I know a certain set of grandparents that never hear thank you for anything- (it still only costs $.34 for a stamp, right?)well, they are very hurt and I believe, will not send any more gifts or anything-
I guess you could blame the parent for not teaching the children these common manners-but, at what point do you say the child is old enough to make this decision to not acknowledge good things coming to them from others? At what point do you hold the child responsible?
 

usmcfamily

Senior Member
You have a point but unfortunately for the most part in today's society the answer is NEVER -- seems no one is held responsible for ANYTHING anymore -- just go get a therapist to help you blame someone else (no offense to those having therapists -- I saw one in my teens after my parent's divorce so I know what a good service they CAN provide but today it seems they are more of an excuse factory than anything else -- teaching people to blame everyone but themselves........jmo)
 

Grace_Adler

Senior Member
I was wondering about sending that gift money through CSE. How does that work?

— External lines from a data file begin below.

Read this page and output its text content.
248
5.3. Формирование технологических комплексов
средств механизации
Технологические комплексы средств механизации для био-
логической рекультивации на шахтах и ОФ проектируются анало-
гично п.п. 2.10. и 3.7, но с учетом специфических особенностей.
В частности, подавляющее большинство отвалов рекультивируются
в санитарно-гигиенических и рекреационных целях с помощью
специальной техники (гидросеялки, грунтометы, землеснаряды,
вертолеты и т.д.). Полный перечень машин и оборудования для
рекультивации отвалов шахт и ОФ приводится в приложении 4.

All payments here are sent to one centralized collections dept at the state capital. From what I understand whatever extra money there is in the account is not sent to the CP. They only get what the court order specifies...no more no less..any extra just rolls over and the NCP is given credit for it. Do you have to contact the office or something and let them know? Even so I'm not sure they will do it because the system is set up to send a certain payment monthly.